Le forme esprimono immortalità/immutabilità, equilibrio ed ordine, tutti ideali apollinei. Gli antichi Greci hanno mantenuto, fino alla loro civiltà più tarda, un'idea quasi animistica nei confronti delle statue, che in un certo senso consideravano vive: questo incarnava la convinzione che l'immagine fosse in qualche modo la realtà spirituale dell'uomo o del dio stesso.

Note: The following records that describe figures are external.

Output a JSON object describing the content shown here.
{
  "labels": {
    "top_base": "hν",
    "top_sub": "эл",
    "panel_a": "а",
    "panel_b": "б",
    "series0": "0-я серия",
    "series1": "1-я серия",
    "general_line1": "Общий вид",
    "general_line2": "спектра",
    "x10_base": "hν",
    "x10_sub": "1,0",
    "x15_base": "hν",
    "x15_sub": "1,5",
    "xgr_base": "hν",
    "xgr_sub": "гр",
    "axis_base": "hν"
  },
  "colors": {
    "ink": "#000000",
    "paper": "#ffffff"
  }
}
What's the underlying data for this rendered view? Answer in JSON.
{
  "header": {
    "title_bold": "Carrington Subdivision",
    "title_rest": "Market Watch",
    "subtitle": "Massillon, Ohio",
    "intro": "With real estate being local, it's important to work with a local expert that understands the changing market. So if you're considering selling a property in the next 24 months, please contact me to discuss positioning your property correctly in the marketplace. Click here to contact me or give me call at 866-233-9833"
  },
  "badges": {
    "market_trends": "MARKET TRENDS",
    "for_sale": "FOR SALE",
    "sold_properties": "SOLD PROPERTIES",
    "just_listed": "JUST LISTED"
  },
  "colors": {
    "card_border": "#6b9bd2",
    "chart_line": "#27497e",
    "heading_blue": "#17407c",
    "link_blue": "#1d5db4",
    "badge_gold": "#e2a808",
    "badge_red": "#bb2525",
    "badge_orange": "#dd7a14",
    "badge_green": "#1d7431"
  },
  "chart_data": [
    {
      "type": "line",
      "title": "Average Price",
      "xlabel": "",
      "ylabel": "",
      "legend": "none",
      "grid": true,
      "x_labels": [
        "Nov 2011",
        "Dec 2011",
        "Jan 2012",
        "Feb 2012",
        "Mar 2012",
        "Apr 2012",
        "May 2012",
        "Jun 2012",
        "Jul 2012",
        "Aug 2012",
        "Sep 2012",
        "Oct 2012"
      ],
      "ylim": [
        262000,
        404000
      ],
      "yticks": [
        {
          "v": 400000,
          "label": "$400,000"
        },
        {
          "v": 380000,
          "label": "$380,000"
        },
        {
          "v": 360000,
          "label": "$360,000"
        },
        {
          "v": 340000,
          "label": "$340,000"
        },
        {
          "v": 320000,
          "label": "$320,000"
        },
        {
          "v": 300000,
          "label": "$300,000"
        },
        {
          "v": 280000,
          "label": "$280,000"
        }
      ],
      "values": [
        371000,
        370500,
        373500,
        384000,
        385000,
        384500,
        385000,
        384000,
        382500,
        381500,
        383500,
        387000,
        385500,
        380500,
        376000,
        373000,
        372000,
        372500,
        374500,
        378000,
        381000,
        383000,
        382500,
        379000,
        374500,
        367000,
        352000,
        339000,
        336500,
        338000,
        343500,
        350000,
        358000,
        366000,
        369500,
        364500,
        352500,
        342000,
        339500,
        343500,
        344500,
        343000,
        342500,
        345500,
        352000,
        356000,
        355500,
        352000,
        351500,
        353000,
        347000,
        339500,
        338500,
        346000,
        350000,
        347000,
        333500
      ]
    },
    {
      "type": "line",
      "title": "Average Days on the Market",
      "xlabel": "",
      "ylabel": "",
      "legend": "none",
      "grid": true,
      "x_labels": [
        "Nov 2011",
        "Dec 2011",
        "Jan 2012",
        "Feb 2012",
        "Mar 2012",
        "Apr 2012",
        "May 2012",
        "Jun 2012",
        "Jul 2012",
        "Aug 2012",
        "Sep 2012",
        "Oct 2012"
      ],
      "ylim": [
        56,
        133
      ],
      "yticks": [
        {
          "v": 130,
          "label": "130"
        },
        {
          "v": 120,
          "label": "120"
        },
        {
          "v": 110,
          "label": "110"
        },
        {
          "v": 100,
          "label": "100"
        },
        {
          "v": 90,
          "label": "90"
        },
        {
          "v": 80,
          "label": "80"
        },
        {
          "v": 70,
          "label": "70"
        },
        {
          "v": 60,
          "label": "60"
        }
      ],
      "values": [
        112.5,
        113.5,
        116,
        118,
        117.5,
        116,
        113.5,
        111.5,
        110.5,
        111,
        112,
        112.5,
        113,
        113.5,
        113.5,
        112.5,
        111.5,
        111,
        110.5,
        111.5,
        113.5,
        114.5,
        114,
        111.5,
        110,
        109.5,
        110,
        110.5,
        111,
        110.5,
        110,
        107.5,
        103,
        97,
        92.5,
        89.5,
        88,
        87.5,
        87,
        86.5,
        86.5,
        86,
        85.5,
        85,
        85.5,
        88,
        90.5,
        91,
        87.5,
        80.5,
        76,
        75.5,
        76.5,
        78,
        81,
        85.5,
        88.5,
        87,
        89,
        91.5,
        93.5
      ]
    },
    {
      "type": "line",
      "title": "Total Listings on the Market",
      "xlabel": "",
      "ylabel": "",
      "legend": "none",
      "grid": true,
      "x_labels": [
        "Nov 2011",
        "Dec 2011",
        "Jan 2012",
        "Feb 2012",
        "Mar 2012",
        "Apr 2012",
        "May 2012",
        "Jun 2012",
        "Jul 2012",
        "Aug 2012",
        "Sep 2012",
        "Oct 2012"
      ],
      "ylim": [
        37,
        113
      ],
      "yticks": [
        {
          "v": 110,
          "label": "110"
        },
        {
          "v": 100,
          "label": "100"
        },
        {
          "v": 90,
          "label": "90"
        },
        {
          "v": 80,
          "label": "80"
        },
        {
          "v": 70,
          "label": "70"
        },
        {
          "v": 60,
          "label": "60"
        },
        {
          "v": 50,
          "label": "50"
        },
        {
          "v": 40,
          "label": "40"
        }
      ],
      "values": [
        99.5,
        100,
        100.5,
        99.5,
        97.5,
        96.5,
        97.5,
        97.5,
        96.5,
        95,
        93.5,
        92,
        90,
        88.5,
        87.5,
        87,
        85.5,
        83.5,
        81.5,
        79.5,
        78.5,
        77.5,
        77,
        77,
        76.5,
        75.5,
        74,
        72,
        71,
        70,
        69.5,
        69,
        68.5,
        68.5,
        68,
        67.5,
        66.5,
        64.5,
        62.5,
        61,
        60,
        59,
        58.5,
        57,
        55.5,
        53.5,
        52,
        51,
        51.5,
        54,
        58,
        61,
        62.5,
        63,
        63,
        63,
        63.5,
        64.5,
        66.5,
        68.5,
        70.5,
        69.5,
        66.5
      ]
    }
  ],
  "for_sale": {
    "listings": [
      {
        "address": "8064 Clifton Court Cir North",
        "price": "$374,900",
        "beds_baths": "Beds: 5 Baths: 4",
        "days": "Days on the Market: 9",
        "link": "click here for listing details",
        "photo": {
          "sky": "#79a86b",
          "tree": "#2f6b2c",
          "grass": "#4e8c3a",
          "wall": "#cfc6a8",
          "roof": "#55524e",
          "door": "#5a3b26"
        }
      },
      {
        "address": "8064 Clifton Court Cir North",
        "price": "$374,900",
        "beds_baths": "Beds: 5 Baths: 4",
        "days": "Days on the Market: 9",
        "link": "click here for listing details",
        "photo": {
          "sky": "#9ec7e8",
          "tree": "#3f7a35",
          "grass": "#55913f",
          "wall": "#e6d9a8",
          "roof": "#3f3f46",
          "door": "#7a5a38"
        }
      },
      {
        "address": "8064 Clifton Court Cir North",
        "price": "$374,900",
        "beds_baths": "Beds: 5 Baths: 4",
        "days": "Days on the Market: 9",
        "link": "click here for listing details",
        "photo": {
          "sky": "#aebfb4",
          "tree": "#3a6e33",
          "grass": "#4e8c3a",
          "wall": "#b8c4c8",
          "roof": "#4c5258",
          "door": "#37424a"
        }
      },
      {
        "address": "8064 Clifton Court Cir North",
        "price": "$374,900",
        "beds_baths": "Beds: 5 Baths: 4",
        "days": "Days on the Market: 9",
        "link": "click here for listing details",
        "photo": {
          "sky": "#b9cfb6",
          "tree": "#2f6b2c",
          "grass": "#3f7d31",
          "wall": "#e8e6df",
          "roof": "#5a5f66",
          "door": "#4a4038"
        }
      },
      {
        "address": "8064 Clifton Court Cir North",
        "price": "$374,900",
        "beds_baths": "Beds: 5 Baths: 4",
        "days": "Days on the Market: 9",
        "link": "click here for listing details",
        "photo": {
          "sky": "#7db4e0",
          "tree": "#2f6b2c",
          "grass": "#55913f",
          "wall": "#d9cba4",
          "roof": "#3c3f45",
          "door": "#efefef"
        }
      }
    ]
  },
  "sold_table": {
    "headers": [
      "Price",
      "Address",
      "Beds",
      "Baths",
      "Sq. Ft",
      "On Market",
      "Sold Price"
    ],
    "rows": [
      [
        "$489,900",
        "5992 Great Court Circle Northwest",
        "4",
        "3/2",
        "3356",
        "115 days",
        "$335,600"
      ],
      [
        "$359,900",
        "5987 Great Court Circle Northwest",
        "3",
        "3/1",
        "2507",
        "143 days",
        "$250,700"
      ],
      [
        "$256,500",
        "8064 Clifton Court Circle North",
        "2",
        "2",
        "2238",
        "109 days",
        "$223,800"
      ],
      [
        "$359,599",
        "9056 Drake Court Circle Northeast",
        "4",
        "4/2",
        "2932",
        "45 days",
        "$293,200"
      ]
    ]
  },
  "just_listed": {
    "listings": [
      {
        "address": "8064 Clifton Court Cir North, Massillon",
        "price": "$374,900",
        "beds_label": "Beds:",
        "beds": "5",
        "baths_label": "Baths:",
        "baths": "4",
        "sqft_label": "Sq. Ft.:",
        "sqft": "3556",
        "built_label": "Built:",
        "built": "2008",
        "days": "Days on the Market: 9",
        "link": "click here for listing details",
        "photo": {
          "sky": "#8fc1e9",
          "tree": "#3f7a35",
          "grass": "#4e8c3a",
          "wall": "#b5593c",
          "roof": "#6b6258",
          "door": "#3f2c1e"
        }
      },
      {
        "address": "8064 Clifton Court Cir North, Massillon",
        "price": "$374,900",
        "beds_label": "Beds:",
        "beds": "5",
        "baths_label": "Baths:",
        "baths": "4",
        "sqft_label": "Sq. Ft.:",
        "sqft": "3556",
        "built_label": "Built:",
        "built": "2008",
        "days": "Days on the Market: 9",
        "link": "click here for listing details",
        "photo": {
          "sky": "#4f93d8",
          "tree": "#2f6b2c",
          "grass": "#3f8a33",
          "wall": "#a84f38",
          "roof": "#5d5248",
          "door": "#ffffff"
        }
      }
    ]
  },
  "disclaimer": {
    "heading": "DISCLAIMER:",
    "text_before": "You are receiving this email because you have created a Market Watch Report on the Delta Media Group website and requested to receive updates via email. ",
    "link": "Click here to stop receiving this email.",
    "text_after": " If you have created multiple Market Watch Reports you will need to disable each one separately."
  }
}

In conclusione, quindi, la lettera XIII ci fornisce uno spaccato di vita quotidiana della Grecia. La presenza della statua di Apollo dimostra il rilievo di simili oggetti nelle questioni legate al culto del dio (creazione di statuette rappresentanti la sua persona) che si sviluppa nel territorio greco, legato ai templi ovviamente e ben integrato all'interno di tutte le classi sociali.

CAPITOLO VII L'ANEDDOTICA

7. 1 Osservazioni preliminari

Spesso gli antichi ricostruiscono l'importanza di Apollo attraverso la narrazione di aneddoti. Gli autori che verranno presi in considerazione nel capitolo fanno parte di quella letteratura biografica che prende vita attraverso i racconti delle vite e della dottrina filosofica dei protagonisti presi da loro in esame. Dunque, attraverso la ricognizione su fonti come le Vite di Pitagora di Porfirio e Giamblico, le Vite dei Filosofi di Diogene Laerzio, l'Anonimo dei Prolegomena, abbiamo la possibilità di osservare la presenza di Apollo all'interno di questo tipo di opere. Importante per questa ricognizione saranno anche gli studi di Anna Motta e A.S. Riginos, che hanno studiato rispettivamente i Prolegomena e gli aneddoti sulla vita di Platone (in Platonica). E' infatti, all'interno degli aneddoti dedicati a Platone che noi, ancora una volta, individuiamo il legame del filosofo con Apollo, ma scopriamo anche come in questo orizzonte Platone sia connesso con Pitagora.